Question

I've been using the aov() function in R for ages. I always input my data via .csv files, and have never bothered converting any of the variables to 'factor'.

Recently I've done just that, converting variables to factors and repeated the aov(), and the results of the aov() are now different.

My data are ordered categories, 0,1,2. Un-ordered or ordered levels makes no difference, both are different than using the variable without converting to a factor.

Are factors always appropriate? Why does this conversion make such a large difference?

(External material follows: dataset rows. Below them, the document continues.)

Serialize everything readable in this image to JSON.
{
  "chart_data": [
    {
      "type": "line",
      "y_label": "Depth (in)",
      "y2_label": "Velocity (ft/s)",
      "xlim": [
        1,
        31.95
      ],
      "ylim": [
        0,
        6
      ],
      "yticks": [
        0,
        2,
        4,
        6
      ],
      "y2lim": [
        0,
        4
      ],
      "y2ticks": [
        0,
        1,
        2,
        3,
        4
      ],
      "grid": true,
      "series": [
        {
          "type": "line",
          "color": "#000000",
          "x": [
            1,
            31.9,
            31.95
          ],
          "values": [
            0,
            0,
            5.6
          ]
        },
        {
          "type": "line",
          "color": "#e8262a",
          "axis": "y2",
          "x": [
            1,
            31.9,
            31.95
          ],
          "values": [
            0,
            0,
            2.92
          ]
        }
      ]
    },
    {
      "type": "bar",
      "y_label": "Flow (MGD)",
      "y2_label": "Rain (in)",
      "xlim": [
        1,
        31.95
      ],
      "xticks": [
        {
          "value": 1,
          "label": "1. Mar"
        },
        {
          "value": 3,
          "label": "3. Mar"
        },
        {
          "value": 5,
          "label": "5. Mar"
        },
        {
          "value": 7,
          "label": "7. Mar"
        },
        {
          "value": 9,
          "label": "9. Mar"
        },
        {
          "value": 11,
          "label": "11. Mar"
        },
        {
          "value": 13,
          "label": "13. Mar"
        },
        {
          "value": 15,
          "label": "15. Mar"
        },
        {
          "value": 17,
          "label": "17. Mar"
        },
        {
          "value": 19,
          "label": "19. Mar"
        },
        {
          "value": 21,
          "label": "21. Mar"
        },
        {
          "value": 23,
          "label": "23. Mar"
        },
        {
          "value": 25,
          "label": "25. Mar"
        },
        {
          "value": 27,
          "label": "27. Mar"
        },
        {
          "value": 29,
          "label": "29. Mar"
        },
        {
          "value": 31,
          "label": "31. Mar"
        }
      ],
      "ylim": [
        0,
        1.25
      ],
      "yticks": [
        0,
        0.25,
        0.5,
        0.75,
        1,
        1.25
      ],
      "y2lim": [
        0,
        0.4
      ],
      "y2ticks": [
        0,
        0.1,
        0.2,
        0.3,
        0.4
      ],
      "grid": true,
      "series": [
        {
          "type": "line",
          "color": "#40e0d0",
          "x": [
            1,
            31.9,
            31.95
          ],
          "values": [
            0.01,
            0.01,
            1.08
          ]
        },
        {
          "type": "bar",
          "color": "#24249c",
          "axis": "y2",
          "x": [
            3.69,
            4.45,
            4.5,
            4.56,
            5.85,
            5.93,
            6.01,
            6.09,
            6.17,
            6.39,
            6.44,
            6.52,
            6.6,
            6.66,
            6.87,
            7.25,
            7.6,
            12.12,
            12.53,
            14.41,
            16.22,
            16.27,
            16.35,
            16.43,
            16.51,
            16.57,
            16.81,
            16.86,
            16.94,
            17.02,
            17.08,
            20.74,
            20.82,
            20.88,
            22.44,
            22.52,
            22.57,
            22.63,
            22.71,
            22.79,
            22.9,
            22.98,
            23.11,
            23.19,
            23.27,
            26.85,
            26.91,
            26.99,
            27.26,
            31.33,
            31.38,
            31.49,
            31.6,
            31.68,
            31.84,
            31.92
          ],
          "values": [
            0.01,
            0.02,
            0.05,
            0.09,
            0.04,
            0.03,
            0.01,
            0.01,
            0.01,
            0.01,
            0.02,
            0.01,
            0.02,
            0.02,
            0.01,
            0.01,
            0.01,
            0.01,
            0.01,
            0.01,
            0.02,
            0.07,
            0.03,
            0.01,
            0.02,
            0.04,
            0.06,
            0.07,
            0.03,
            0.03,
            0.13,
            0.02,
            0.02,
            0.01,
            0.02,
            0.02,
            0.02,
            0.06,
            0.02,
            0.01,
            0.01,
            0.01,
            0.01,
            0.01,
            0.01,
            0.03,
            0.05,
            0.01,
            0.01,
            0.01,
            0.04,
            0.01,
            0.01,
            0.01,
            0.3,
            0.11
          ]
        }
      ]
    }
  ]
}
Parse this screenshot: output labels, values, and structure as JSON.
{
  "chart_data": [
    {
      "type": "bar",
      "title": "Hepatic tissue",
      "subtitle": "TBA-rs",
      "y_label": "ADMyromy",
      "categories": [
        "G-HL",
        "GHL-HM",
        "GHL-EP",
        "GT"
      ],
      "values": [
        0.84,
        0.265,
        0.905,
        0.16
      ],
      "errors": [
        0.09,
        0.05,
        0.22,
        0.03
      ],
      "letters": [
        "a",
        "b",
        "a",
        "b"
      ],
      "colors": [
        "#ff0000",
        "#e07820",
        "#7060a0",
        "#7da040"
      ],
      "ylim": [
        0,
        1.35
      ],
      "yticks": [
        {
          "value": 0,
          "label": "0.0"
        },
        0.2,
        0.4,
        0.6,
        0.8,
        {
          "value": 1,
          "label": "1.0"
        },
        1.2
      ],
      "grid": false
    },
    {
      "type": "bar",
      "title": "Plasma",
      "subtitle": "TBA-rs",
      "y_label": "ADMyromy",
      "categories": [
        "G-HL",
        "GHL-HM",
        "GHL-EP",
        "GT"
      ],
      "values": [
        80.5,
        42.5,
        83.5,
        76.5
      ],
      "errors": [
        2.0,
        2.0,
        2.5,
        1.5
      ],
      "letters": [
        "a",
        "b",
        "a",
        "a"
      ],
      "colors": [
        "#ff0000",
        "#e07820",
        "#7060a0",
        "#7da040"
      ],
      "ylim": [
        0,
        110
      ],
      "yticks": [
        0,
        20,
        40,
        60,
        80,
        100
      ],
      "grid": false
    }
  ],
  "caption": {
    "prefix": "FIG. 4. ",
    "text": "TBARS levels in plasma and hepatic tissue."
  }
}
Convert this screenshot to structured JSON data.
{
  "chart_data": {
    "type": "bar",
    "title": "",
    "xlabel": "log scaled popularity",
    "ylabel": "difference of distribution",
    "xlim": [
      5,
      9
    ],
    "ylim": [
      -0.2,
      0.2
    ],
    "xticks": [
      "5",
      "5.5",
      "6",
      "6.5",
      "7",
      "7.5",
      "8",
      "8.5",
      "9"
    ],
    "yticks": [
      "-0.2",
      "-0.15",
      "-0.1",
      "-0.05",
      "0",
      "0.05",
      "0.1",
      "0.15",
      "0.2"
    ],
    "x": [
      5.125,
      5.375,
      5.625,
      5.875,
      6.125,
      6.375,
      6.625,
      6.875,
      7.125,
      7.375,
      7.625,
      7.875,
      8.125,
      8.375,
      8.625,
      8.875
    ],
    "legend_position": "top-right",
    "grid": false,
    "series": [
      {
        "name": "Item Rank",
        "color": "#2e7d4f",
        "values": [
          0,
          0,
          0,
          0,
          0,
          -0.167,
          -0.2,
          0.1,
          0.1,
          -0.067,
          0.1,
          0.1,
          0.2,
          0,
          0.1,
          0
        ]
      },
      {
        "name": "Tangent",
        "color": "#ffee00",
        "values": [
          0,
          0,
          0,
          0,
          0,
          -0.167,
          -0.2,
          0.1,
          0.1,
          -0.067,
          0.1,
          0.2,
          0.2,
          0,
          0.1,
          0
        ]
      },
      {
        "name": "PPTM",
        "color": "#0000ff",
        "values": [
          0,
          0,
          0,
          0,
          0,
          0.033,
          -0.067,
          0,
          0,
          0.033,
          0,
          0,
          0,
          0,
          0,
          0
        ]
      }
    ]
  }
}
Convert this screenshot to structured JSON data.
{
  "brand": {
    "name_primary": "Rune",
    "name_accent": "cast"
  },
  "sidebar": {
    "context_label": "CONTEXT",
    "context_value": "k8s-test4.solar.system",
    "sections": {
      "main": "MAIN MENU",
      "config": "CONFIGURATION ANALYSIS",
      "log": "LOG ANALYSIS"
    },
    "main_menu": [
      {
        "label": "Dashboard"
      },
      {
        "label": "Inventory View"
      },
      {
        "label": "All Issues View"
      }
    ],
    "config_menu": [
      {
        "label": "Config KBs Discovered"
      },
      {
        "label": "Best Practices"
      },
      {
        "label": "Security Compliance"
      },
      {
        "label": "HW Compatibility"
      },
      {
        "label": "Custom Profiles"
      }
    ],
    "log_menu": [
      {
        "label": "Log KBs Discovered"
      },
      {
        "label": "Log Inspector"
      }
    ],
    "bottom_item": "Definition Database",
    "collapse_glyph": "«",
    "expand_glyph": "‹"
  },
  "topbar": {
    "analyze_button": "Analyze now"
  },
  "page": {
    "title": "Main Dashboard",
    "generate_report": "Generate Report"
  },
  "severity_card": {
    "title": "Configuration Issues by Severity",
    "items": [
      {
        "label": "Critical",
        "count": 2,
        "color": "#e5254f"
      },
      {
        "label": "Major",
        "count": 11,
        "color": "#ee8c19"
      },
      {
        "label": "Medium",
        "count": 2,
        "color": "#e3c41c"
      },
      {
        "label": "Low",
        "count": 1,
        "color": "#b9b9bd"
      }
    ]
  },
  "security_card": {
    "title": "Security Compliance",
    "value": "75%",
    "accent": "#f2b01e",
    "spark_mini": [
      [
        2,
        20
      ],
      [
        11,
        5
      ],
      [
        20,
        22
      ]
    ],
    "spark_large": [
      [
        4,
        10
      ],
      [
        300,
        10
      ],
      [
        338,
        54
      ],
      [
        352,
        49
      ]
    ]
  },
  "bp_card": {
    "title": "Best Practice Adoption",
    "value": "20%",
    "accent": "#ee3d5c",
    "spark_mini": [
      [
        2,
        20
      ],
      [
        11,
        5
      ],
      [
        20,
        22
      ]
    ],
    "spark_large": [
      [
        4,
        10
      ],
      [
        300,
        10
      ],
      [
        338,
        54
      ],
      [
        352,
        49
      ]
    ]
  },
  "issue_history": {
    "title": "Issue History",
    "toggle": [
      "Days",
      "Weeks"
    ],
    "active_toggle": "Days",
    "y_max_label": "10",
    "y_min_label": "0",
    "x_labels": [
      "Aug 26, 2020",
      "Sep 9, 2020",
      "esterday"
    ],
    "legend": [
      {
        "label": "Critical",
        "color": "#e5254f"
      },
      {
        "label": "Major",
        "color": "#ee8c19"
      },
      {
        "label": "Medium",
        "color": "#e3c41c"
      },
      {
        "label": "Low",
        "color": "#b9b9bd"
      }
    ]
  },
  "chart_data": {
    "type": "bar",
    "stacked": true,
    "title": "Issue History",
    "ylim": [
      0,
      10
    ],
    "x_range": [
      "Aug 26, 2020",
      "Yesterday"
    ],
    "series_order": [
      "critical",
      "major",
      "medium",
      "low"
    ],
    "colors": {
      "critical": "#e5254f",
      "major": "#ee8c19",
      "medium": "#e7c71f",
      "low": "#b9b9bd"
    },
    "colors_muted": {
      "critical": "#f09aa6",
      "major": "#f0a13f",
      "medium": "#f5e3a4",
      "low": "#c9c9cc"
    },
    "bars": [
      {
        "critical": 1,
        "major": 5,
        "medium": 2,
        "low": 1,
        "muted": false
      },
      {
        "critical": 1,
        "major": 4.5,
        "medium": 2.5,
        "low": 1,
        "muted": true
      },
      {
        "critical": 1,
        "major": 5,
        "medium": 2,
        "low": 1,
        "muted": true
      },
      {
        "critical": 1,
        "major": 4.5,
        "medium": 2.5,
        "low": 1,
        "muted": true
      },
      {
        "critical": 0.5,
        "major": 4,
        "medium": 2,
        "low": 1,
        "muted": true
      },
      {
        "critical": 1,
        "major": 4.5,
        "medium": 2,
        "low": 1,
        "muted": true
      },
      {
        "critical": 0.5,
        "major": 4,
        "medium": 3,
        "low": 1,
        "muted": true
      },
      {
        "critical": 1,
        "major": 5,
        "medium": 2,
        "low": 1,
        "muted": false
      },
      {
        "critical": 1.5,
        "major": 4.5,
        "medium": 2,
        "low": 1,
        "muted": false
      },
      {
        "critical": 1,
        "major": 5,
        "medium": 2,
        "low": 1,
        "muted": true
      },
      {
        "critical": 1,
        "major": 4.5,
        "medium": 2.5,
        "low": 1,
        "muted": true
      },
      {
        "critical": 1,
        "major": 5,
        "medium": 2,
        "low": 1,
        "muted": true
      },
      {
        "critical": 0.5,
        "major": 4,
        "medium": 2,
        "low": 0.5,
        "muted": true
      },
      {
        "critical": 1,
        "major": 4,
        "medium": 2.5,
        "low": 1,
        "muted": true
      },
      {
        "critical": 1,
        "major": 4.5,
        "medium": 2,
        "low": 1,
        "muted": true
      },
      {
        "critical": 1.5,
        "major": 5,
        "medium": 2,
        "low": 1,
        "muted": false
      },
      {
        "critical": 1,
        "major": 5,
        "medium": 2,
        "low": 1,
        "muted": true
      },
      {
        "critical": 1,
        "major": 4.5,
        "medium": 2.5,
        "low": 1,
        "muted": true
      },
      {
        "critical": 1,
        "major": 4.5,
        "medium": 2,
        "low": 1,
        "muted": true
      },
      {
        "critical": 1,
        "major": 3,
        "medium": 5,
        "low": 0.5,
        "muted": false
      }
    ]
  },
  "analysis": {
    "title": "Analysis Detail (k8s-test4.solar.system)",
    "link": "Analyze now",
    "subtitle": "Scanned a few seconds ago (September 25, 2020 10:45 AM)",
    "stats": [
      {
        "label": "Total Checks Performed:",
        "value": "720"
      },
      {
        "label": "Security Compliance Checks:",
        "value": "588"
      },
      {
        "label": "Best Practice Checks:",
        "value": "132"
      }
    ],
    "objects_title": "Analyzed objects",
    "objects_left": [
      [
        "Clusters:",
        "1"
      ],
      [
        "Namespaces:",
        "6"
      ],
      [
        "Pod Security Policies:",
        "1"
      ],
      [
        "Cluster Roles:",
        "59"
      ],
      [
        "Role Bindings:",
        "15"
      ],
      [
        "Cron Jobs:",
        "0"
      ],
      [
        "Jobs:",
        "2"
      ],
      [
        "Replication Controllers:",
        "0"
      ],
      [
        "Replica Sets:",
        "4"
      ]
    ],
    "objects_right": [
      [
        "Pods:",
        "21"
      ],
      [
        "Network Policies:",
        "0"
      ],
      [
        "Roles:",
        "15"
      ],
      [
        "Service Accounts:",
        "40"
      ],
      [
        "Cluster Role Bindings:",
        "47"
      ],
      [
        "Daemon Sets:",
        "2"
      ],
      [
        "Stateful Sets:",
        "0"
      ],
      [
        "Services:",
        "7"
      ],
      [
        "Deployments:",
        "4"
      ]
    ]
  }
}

Please let me know if more information is necessary to make my question clearer.

No correct solution

OTHER TIPS

This is really a statistical question, but yes, it can make a difference. If R treated the variable as numeric, in a model it would account for only a single degree of freedom. If the levels of the numeric were 0, 1, 2, as a factor it would use two degrees of freedom. This would alter the statistical outputs from the model. The difference in model complexity between the numeric and factor representations increase markedly if you multiple factors coded numerically or the variables have more than a few levels. Whether the increase in explained sums-of-squared from the inclusion of a variable is statistically significant depends on the magnitude of the increase and the change in the complexity of the model. Using a numeric representation of a class variable would increase the model complexity by a single degree of freedom, but the class variable would use k-1 degrees of freedom. Hence for the same improvement in model fit, you could be in a situation where whether coding a variable a numeric or a factor changes whether it has a significant effect on the response.

Conceptually, the models based on numerics or factors differ; with factors you have a small set of groups or classes that have been sampled and the aim is to see whether the response differs between these groupings. The model is fixed on the set of samples groups; you can only predict for those groups observed. With numerics, you are saying that the response varies linearly with the numeric variable(s). From the fitted model you can predict for some new values of the numeric variable not observed.

(Note that the inference for fixed factors assumes you are fitting a fixed effects model. Treating a factor variables as a random effect moves the focus from the exact set of groups sampled on to the set of all groups in the population from which the sample was taken.)